Urinary Incontinence in a Community-Based Autopsy Cohort Is Associated with Limbic Predominant Age-Related TDP-43 Encephalopathy Neuropathologic Changes

Abstract

Background: Dementia and urinary incontinence (UI) are etiologically complex clinical syndromes. Dementia and UI often occur in the same individuals, but underlying factors connecting them are incompletely understood.

Objective: Query data from a community-based autopsy series to assess pathologies that underlie UI.

Methods: Included research subjects came to autopsy from the University of Kentucky Alzheimer's Disease Research Center longitudinal cohort. A total of 368 research volunteers met inclusion criteria for this cross-sectional study. The average age at death was 85.3 years and the average number of annual clinic visits was 5.2 visits. Statistical models were run to evaluate which pathologies were associated with UI. Data included pathologies scored according to conventional stage-based systems, and these studies were complemented by quantitative digital neuropathology.

Results: Dementia was diagnosed at the final clinical visit in 208 (56.7% of the sample) and UI was documented in 156 (42.7%). UI was associated with depression and dementia (both p < 0.001). More women than men had a history of UI (p < 0.04), and women with UI had had more biological children than those without UI (p < 0.005). Participants with limbic predominant age-related TDP-43 encephalopathy neuropathologic changes (LATE-NC) were more likely to have UI than those without LATE-NC (p < 0.001). The presence of LATE-NC (Stage > 1) was associated with UI with or without severe Alzheimer's disease neuropathologic changes and/or Lewy body pathology.

Conclusion: In this community-based autopsy cohort, multiple factors were associated with UI, but the neuropathologic change most robustly associated with UI was LATE-NC.

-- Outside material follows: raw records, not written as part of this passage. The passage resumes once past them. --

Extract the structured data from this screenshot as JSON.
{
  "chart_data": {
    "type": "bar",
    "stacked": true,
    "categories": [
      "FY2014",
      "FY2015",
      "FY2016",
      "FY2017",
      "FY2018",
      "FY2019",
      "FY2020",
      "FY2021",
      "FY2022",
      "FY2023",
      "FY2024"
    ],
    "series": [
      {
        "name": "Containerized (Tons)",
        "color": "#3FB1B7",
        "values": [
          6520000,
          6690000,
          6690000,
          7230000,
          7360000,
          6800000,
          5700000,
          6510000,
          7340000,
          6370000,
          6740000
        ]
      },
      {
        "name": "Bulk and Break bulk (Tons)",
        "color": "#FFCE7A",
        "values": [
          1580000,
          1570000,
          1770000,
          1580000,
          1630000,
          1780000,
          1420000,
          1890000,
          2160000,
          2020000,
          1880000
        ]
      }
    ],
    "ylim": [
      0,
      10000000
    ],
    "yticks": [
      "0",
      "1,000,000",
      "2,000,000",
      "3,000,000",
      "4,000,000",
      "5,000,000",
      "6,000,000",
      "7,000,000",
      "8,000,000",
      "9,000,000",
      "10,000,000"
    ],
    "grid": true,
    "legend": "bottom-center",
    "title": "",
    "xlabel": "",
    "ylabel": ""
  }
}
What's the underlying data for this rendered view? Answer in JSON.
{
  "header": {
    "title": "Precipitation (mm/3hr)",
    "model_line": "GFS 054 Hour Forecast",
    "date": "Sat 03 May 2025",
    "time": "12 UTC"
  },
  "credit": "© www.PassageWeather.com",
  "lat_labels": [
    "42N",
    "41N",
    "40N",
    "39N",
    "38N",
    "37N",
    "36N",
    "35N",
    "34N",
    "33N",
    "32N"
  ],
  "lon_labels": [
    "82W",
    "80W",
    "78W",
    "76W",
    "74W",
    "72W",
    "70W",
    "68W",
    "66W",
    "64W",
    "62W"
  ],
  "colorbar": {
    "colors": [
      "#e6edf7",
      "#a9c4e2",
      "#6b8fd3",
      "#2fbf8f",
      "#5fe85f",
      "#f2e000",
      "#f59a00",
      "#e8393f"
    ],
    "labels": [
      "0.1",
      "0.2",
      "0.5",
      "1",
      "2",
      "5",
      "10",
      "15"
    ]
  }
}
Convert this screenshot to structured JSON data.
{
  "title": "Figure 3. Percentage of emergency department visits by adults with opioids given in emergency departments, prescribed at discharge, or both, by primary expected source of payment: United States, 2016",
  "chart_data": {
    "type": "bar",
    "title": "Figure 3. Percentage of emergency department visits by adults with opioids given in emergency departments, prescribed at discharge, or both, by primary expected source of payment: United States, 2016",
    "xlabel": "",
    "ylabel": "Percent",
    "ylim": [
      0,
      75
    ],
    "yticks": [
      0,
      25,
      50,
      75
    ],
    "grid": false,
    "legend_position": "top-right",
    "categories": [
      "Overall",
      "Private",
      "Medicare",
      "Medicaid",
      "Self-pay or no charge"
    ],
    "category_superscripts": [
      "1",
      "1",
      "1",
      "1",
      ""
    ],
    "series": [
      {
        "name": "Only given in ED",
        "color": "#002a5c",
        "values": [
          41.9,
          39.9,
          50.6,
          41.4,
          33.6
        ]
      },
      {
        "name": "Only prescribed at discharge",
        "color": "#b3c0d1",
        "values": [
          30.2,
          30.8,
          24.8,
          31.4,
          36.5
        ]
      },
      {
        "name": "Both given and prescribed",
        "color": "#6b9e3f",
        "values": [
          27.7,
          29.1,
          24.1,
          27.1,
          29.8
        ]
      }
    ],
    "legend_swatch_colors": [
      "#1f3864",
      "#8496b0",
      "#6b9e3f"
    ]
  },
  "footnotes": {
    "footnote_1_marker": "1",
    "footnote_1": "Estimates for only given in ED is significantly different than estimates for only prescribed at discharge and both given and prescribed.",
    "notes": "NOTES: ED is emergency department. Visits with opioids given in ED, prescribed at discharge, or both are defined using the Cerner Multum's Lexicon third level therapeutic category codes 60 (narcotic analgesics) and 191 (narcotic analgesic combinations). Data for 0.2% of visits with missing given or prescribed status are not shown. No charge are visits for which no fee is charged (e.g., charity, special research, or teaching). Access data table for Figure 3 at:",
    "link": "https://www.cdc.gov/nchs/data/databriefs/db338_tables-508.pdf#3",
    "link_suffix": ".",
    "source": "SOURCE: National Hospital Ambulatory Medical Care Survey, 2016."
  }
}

Keywords: ADNC; ARTAG; ScanScope; clinical dementia rating; obstetric; oldest-old; sex; synuclein; urology.

Figure 1:

Final clinical visit Clinical Dementia Rating (CDR) score distributions, stratified by urinary incontinence (UI) status. CDR scores span 0-3 with 3 being most severely impaired. In these stacked-bar charts, the y-axis represents percentages of cases to convey the frequencies of various CDR scores. When dementia status was evaluated with any of the CDR rating domains, UI is associated with more severe dementia. Statistical comparisons were made using Extended Cochran–Armitage test. ***-P < 0.0001.

Figure 2:

Urinary Incontinence (UI): associations with neuropathology either without (CDR<1) or with (CDR >=1) dementia at the final clinic visit. In these analyses, neuropathologic features were dichotomized: LATE-NC Stages 0/1 vs 2/3 (A); Braak NFT stages 0-IV vs V/VI (B); and, neocortical Lewy bodies absent vs present (C). With the smaller sample sizes in each group, none of these comparisons were statistically significant using two-tailed Student t-tests.

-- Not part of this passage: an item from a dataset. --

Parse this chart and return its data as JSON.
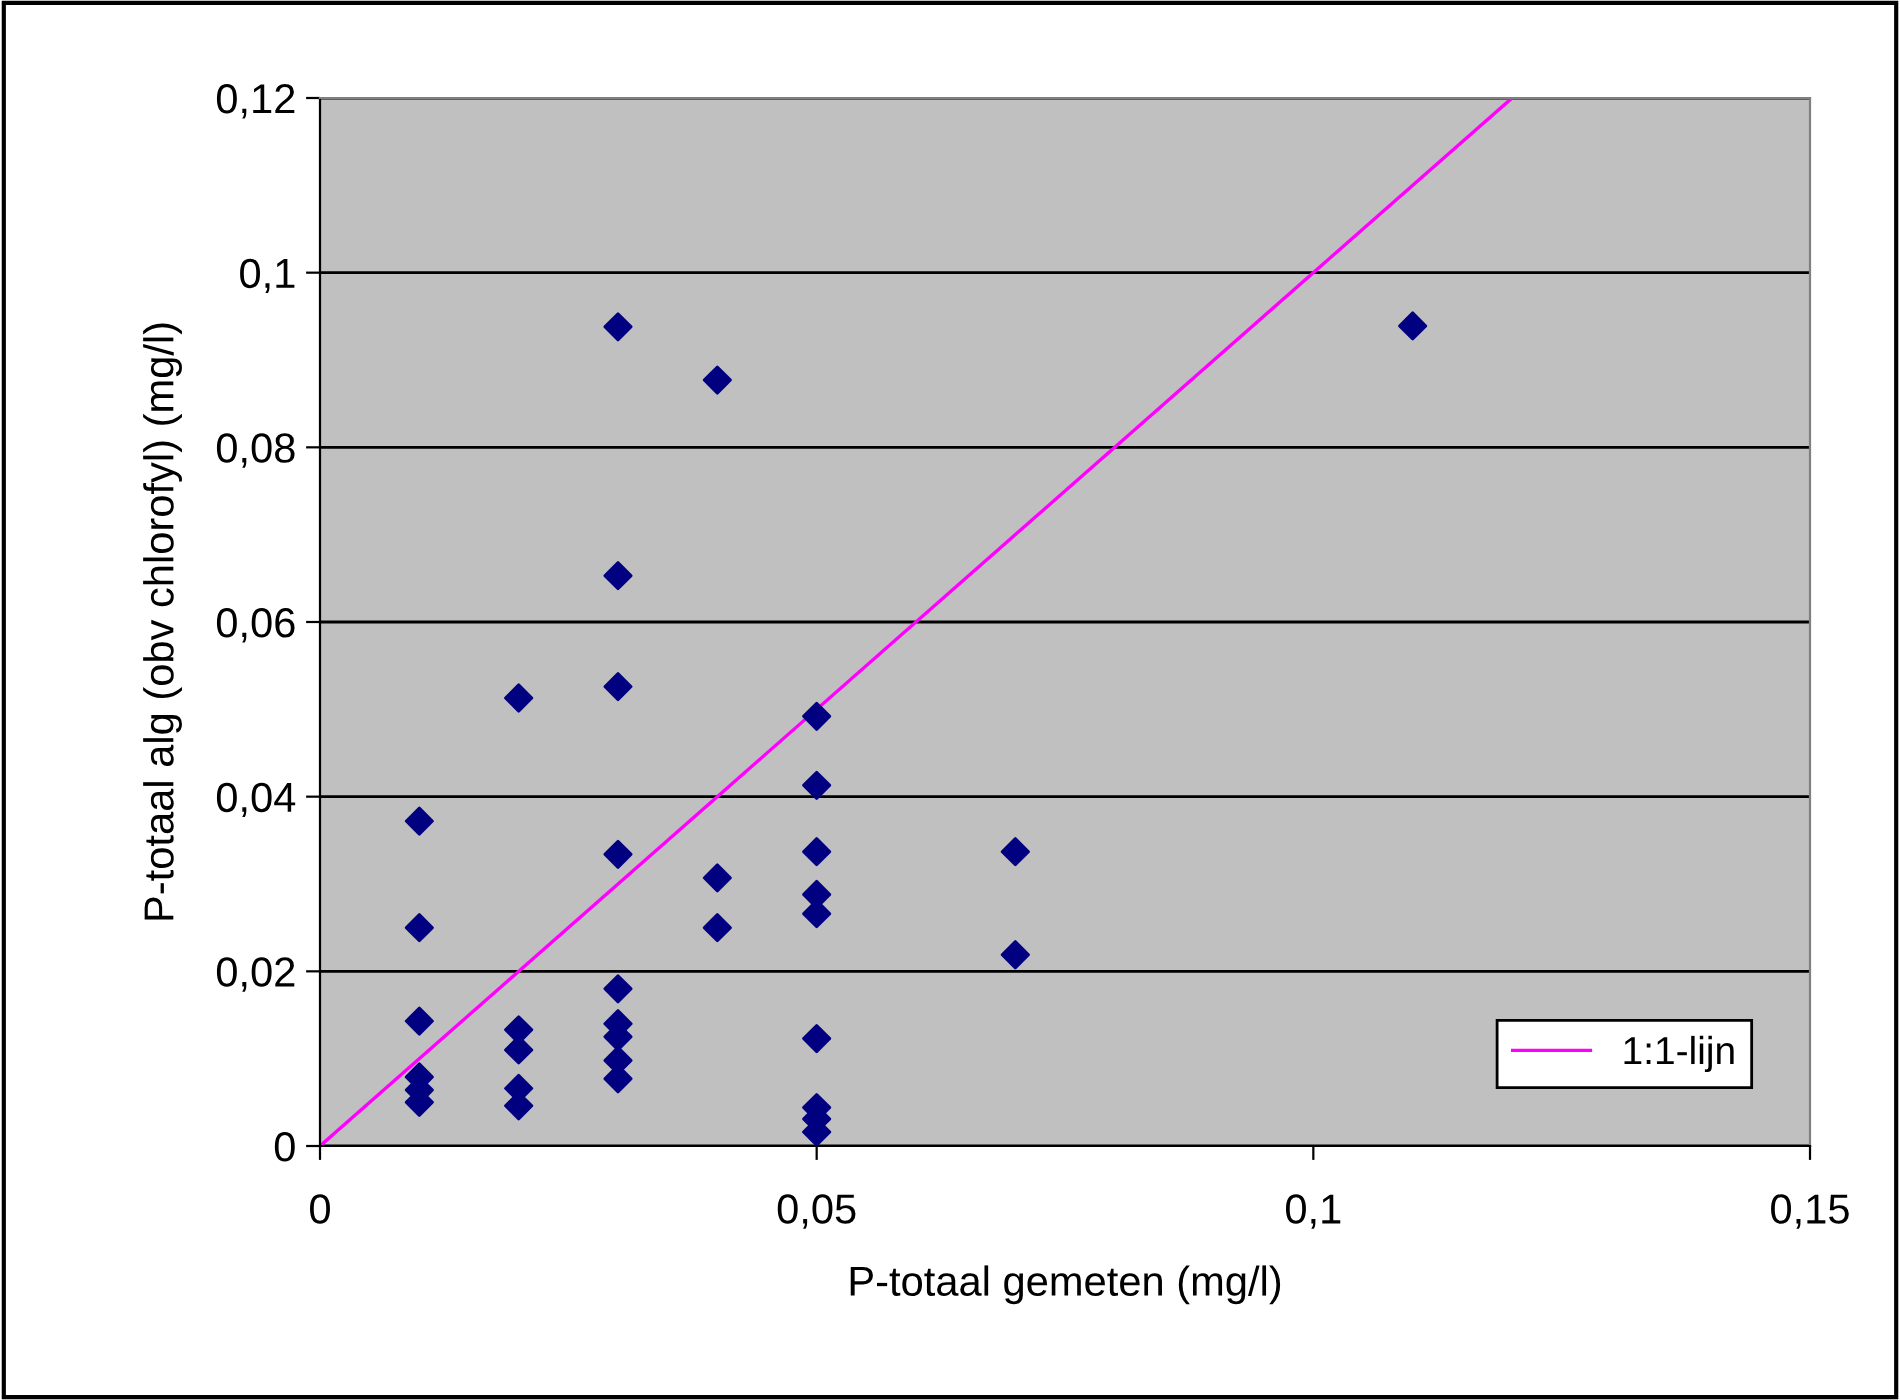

Figure 3.. Analytic workflow schematic (A) for high-throughput quantitation of Alzheimer disease type neuropathologic changes, with examples of immunostains and analytic results for Aβ amyloid plaque (B, C) and pTau-immunoreactive neurofibrillary tangles (NFTs; D, E).

These methods were described in detail previously[44]. Digital analysis of Aβ amyloid plaques returned values of density per square millimeter via a modified nuclear algorithm. The raw immunohistochemical (IHC) results are shown in B and following analyses (C), amyloid plaques are false-colored yellow, orange, and red to convey the digital detection of individual amyloid plaques for quantitation purposes. Representative digital quantification of tau pathologies are depicted in (A). Analyses were performed on PHF-1immunostained sections (D). After using the crafted Genie NFT/NP algorithm to isolate the NFTs, the NFT density (NFTs per square millimeter) was determined by a modified nuclear algorithm, with NFTs here stained yellow (E). The same pTau-immunoreactive NFT recognized by the algorithm is indicated by a blue arrow in both D and E. Scale bar = 100 microns for B, C, and 150 microns for D, E.

Figure 4:

Urinary incontinence (UI): associations with quantitative Alzheimer’s disease neuropathologic changes (ADNC) assessed using digital neuropathologic evaluations in different brain regions. ADNC was operationalized by Aβ plaque (A) or pTau tangle (B) immunohistochemistry (IHC) using digital neuropathological methods that were previously described in detail [44]. There was a general tendency for both Aβ and pTau tangles to be higher in cases with UI across different anatomical regions. Looked at individually, some of the regions of interest showed nominally significant differences (UI+ vs UI− cases), where the ADNC was higher in UI cases than cases without UI. However, the statistical significance of individual regions (calculated with two-tailed Welch’s t-tests) did not survive at P<0.05 after correcting for multiple comparisons. Error bars indicate Standard error of the mean. Nominal p-values: * - P<0.05; ** - P<0.01.